Une attaque d’ampleur

Sur une vidéo amateure, une milice d’une trentaine d’hommes habillés en noir prend la fuite dans une rue de la capitale. L’un d’eux, au milieu de la course, cri distinctement « Paris est nazi ! Lyon est nazi aussi ! ». Une scène glaçante. Une deuxième vidéo publiée le lendemain sur les réseaux sociaux, témoigne des faits qui se sont déroulés juste avant la fuite. On y voit les images difficiles d’un jeune homme, Paul, militant à Young Struggle et à la CGT, passé à tabac par ces mêmes fascistes, armées de casque de motos, de bouteilles en verre. Le militant est à terre. Il est poignardé au dos et à la main, laissé au milieu de la cour du bâtiment du 10e arrondissement où la projection d’un film antifasciste devait avoir lieu. Un ordre est donné par l’un des agresseurs, et les fascistes quitte le lieu. Son pronostic vital momentanément engagé, le jeune militant est emmené à l’hôpital avant d’en sortir le lundi.

L’attaque est revendiquée par KOB, « Kop of Boulogne », comme en témoignent les stickers assénant : « KOB veille ». Aussi rassemblé au sein du groupe « jeunesse Boulogne », Kop of Boulogne est un groupe de hooligans d’extrême droite parisien. Deux groupes directement affiliés aux Zouaves Paris et au GUD (Groupe Union Défense). Ces deux organisations avaient pourtant été dissoutes respectivement en janvier 2022 et en juin 2024. Depuis le mercredi 19 février, cinq des six assaillants ont été placés sous contrôle judiciaire, le dernier incarcéré. Une enquête au parquet de Paris est ouverte. Selon Libération, les chefs d’accusation concernent la «participation à un groupement en vue de commettre des violences ou des dégradations» et des «violences volontaires suivies d’ITT inférieure à huit jours» avec comme faits aggravant des “violences volontaires en réunion, avec armes et préméditation».

Sur leurs réseaux sociaux, Young Struggle ont appelé à un rassemblement le lundi 17 février en réponse à l’attaque subit par ses militantes, la veille. La projection du film Z, réalisé par Costa-Gavras, se tenait dans le cadre de la campagne « Lève-toi, résiste, détruis le fascisme ». Une campagne menée par le collectif et lancée partout en Europe pour faire front face à l’extrême droite gagnant partout du terrain, tant dans les urnes, que dans les rues.

Young Struggle, très vite après l’attaque subie, a rappelé : « Cette attaque nous rappelle l’urgence de la situation : le danger est bien réel et imminent. Ils avaient pour but de nous intimider, de nous décourager dans la poursuite de notre campagne antifasciste : nous n’avons jamais cédé et ne céderons jamais devant de telles attaques ! »

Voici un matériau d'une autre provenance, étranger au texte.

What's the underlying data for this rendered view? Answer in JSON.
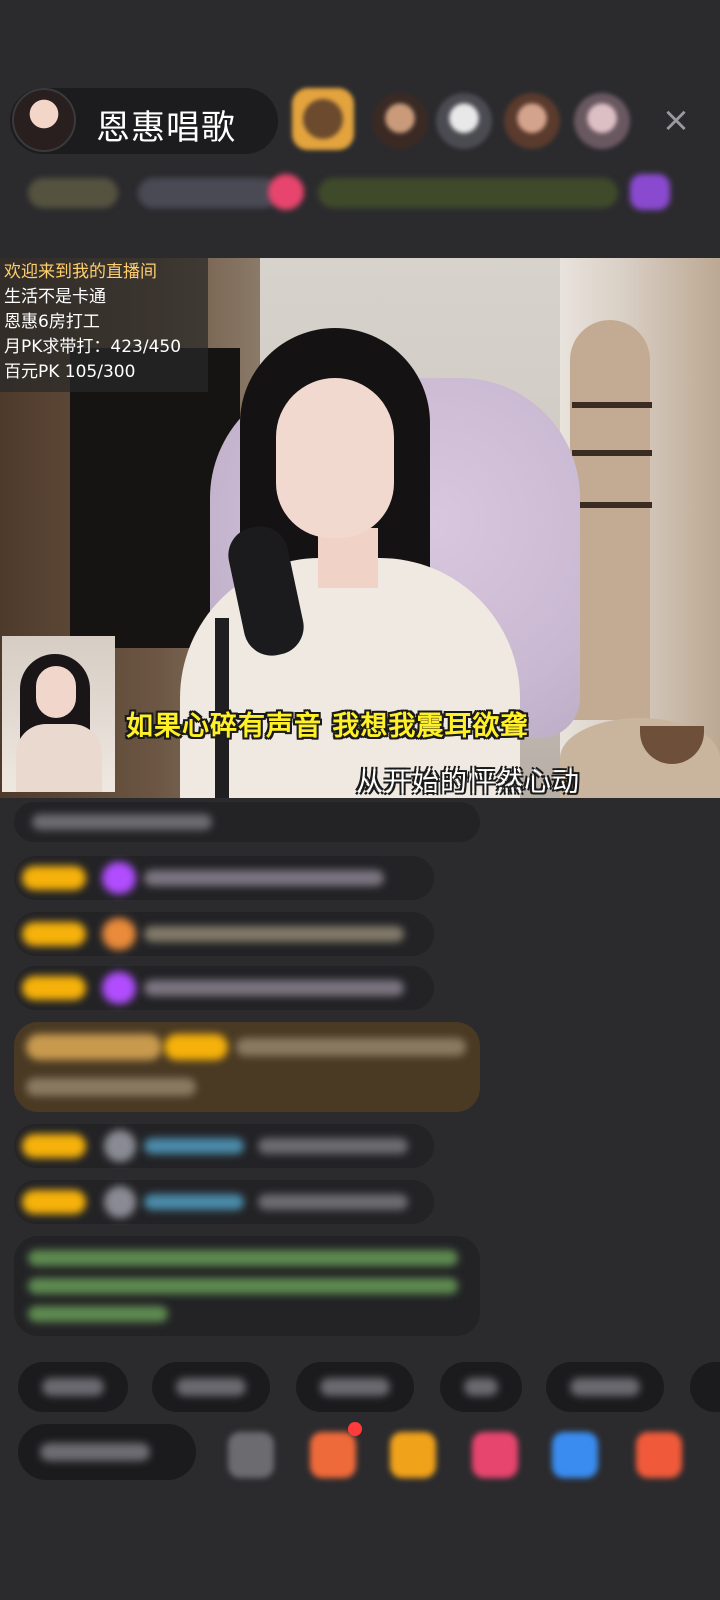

Résister, riposter, s’organiser

À Gare de l’Est, difficile d’atteindre le centre du rassemblement pour espérer écouter les prises de paroles. Beaucoup de militant·es ont répondus présent·es pour rendre visible leur soutien aux militant·es de Young Struggle. « Paris, Paris, Antifa ! » , résonne sur la place, de quoi se soulager collectivement le temps d’un slogan. Ce soir-là, les prises de paroles s’enchaînent rappelant la nécessitée d’une position de résistance claire et unie. « En tant qu’antifascistes, autant qu’antisionistes, nous insistons sur le fait qu’à chaque agression, il faut que toutes les communautés, tous les gens, quelle que soit leur origine, se mobilisent, et pas seulement les gens de la communauté qui est visée », interpelle Jean-Guy Greilsamer de l’Union Juive pour la Paix (UJFP). Il ajoute : « Si on est dans une logique de chacun pour notre communauté, c’est certain que les attaques vont continuer encore plus massivement ». Dans ce même état d’esprit, Abdoulaye, délégué du Collectif des Jeunes du Parc de Belleville, poursuit : « Il faut retenir qu’ils ne se sont pas juste attaqués à l’un des groupes antifa. Ils se sont attaqués à toutes les personnes qui militent contre la montée de l’extrême droite et le système capitaliste ».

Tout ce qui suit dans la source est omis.